Turkish students are preparing to become specialists in the design, operation, and engineering of nuclear power plants to start working at Turkey’s first nuclear power plant Akkuyu. This project is being implemented jointly by Turkey and Russia. On March 10 this year, the presidents of the two countries launched the construction of the third power unit of Akkuyu NPP.
Nurberk Sungur is one of the students studying at Peter the Great St. Petersburg Polytechnic University to become a nuclear power specialist and start working at the nuclear power plant in the future. To date, over 180 students from Turkey have already been trained under the Akkuyu Nuclear Power Plant training program. The program is implemented on the basis of the National Nuclear Research University MEPhI and the Institute of Energy of SPbPU.

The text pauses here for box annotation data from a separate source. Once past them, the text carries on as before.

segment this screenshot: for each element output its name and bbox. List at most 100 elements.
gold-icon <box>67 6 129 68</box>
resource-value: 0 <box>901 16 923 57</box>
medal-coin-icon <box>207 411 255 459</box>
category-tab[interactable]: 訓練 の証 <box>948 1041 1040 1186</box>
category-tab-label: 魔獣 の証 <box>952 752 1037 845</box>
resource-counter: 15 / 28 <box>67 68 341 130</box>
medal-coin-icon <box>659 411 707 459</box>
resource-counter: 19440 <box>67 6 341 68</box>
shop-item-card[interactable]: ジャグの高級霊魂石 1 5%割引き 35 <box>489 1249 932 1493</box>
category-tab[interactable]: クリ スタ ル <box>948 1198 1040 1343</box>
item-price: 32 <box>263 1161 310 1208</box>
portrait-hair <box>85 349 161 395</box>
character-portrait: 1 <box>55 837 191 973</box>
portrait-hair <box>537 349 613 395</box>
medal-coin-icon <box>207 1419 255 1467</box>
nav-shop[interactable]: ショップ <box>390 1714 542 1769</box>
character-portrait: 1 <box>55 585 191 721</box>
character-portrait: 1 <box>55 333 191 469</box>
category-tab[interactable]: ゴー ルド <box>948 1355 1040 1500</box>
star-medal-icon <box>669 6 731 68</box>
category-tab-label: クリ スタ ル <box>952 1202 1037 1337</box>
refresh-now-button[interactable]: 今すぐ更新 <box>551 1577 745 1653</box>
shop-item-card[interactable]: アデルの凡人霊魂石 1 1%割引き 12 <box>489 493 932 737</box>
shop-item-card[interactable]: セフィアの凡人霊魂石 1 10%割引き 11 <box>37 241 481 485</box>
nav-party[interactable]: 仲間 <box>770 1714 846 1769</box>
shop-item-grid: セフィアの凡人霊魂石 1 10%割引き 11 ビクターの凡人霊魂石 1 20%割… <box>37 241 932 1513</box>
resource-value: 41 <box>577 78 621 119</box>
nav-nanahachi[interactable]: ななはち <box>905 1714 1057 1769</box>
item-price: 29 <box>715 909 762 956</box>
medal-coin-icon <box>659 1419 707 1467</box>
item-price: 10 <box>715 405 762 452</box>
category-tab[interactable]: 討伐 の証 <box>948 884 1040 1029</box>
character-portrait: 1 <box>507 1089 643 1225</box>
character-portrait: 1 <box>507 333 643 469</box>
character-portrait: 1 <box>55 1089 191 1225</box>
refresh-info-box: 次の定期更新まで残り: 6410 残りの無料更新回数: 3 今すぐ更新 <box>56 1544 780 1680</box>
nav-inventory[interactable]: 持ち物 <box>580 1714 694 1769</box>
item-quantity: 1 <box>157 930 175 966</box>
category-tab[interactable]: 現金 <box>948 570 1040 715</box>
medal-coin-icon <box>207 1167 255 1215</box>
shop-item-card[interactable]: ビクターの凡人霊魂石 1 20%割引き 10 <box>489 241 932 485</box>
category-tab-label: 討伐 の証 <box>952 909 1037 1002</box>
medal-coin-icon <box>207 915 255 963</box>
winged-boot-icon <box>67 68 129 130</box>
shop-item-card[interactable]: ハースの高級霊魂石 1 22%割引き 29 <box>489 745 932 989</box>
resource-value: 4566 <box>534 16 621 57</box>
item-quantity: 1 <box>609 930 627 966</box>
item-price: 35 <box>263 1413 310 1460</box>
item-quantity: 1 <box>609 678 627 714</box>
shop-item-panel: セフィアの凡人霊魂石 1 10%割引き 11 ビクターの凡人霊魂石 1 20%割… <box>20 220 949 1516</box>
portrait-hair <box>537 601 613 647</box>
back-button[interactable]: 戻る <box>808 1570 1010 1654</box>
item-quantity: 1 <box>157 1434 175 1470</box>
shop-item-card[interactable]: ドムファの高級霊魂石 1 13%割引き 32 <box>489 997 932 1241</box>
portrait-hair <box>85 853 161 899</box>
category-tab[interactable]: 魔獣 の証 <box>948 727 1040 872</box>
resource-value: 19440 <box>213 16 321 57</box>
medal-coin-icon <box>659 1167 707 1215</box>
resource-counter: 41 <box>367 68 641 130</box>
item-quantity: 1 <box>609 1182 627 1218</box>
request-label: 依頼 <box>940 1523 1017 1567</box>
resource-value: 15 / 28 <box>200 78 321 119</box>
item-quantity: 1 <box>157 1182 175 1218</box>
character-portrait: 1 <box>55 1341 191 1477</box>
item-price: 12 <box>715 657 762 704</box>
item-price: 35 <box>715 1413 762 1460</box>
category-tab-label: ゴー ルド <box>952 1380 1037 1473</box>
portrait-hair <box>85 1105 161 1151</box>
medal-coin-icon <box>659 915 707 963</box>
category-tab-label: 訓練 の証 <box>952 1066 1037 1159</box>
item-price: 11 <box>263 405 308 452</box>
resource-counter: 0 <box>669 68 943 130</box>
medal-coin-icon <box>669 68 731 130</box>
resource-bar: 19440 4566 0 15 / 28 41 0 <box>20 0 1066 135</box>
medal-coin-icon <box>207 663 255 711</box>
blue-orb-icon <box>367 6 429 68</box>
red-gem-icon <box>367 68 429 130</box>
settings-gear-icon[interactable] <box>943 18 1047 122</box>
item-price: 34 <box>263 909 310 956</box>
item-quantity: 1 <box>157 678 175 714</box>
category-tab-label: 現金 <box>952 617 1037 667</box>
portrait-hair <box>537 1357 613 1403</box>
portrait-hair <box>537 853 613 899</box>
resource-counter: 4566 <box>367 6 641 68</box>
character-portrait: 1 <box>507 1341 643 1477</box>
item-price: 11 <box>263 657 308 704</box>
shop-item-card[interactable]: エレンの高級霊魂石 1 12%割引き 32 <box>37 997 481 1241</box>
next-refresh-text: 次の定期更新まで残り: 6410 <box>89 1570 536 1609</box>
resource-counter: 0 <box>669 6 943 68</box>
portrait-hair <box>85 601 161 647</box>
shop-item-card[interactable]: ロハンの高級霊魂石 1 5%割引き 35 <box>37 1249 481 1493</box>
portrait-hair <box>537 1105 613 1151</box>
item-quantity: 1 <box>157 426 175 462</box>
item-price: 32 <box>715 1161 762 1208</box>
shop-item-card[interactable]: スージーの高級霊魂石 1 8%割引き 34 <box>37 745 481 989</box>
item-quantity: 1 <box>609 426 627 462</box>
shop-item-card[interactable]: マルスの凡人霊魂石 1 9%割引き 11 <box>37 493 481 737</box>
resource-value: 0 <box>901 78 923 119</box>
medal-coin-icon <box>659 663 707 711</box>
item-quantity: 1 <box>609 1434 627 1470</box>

“It is not easy to study. We understand all the responsibility we have, and we are preparing to apply all the knowledge gained at Polytechnic University in practice,” says Nurberk Sungur. In 2020, Nurberk was one of 100 female students awarded scholarships by the International Atomic Energy Agency (IAEA) as part of a special program named after Maria Skłodowska-Curie. “Like Maria Skłodowska-Curie, I was born on November 7. That says a lot,” jokes Nurberk Sungur. In 2015, the girl passed a difficult selection for the Akkuyu NPP training program in Turkey, learned Russian, and studied nuclear power for one semester under the academic mobility program at Politecnico di Milano, a partner university of SPbPU.
The future nuclear power plant will consist of four power units with reactors with a total capacity of 4,800 Megawatts – this amount of energy can fully supply such a huge metropolis as Istanbul, where more than 15 million people live and work.